The reports submitted by Parties to the Basel Convention, which are the basis of the analysis, show large gaps in the data on generation of hazardous and other wastes. In addition to the lack of data provided by about half of the Parties, the data between Parties are very difficult to compare, due to differences in national definition of hazardous waste and differences in measuring and reporting systems. Even the time series of the same Party can show extremely large differences over the years. In most cases Parties do not provide information about the background of such marked differences and these are therefore unexplained. To prepare the analysis of the data on generation, the information provided under the Basel Convention was complemented with data from the UN Statistics Division, the Organization for Economic Cooperation and Development (OECD) and Eurostat. By complementing the data in this manner, it was possible to develop an estimate of the amount of hazardous waste and other waste generated globally.

The dataset on transboundary movement is expected to cover the vast majority of the transboundary movements. However, in addition to the lack of data provided by about half of the Parties, the data between Parties are sometimes not comparable for instance because some include information on movements outside the scope of the Convention. An attempt has been made to exclude such data from the analysis, but this is not always possible because Parties do not indicate the status of the information very clearly.

Nevertheless, there are some interesting conclusions that can be drawn from the analysis. 
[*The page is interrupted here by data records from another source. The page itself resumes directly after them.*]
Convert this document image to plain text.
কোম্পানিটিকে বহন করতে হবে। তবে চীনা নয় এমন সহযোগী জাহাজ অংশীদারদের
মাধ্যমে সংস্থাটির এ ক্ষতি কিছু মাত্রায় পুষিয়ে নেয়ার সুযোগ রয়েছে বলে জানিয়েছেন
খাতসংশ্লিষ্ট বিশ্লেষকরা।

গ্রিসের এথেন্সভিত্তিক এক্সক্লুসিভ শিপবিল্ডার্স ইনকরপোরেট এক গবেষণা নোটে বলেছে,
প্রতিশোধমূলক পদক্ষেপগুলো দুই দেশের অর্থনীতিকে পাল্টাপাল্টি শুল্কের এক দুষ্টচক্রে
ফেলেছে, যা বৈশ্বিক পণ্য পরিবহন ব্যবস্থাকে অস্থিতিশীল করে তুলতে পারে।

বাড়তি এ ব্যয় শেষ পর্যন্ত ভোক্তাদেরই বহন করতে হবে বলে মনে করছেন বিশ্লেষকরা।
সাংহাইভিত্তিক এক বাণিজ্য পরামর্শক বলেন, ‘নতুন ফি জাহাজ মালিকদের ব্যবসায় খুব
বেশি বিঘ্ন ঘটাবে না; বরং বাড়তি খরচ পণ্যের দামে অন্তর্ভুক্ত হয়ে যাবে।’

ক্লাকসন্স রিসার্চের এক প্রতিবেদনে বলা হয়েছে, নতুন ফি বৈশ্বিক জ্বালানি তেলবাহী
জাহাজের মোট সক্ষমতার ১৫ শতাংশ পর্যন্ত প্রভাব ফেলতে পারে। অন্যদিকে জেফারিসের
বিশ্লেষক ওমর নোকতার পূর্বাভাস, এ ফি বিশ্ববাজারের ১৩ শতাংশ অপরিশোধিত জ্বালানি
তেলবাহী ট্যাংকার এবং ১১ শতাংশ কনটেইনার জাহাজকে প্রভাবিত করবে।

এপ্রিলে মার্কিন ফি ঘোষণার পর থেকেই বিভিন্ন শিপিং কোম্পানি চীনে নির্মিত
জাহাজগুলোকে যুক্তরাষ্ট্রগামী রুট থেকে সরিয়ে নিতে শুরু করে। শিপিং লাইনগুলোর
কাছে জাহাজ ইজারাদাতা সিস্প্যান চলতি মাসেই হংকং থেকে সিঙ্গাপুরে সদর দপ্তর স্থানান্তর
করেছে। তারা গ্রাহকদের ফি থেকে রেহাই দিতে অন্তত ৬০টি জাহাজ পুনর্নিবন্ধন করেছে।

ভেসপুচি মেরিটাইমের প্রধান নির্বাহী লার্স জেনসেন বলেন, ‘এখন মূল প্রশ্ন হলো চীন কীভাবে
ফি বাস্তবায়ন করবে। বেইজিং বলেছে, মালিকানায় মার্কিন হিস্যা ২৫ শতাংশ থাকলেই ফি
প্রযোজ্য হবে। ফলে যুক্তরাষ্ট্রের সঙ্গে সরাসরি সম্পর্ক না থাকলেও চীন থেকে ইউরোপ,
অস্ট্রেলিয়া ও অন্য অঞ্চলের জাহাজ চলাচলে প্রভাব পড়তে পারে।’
  • Only 50% of the Parties fulfill their obligation and transmit their reports in a given year. Quantitative information on the generation of hazardous wastes and other wastes is provided in only 25-30% of these reports. These percentages have not increased significantly despite the calls of the subsequent meetings of the Conference of the Parties (COP), the efforts of the  Committee administering the mechanism for promoting the implementation and compliance of the Basel Convention (hereafter the ‘Implementation and Compliance Committee’) and the Secretariat. The revised reporting format to be used as for the year 2016 provides that the submission of such information has become optional.
  • The generation of hazardous waste is estimated to have increased from 256 – 259 metric ton (MT) in 2007 to 390 – 394 MT in 2015. The most significant increases were seen in lower middle income and higher middle income countries.
  • The amount of household waste that is generated worldwide in 2015is estimated to be around 1,6 billion MT. The amount has increased around 12% in the period 2007 – 2015. In particular in upper-middle income countries the increase was large and these countries generated in 2015 nearly the same amount of household waste as the high income countries.
  • Between 2007 and 2015 the volume of transboundary movements increased from 9,3 to 14,4 million MT. This growth is mainly driven by an increased transboundary movements of household waste. The flow of hazardous wastes is more or less stable over the period. The amount is also more or less the same as in 2004 – 2006, even though the data for that period are not totally comparable with the current data.
  • Based on the comparison of data on generation and on transboundary movement per country is can be estimated that overall, 97% of all hazardous waste that is generated stays within the country where it is generated and this percentage remains stable over the years. The high income countries export a higher percentage of the hazardous waste generated as they export nearly 6 percent of it. In the lower-income countries, export represents less than 0,5% of the hazardous waste generated. The situation however differs considerably per country, with some countries exporting the majority of their hazardous waste. These are often small countries which may have more difficulties setting up infrastructure to treat their own hazardous waste.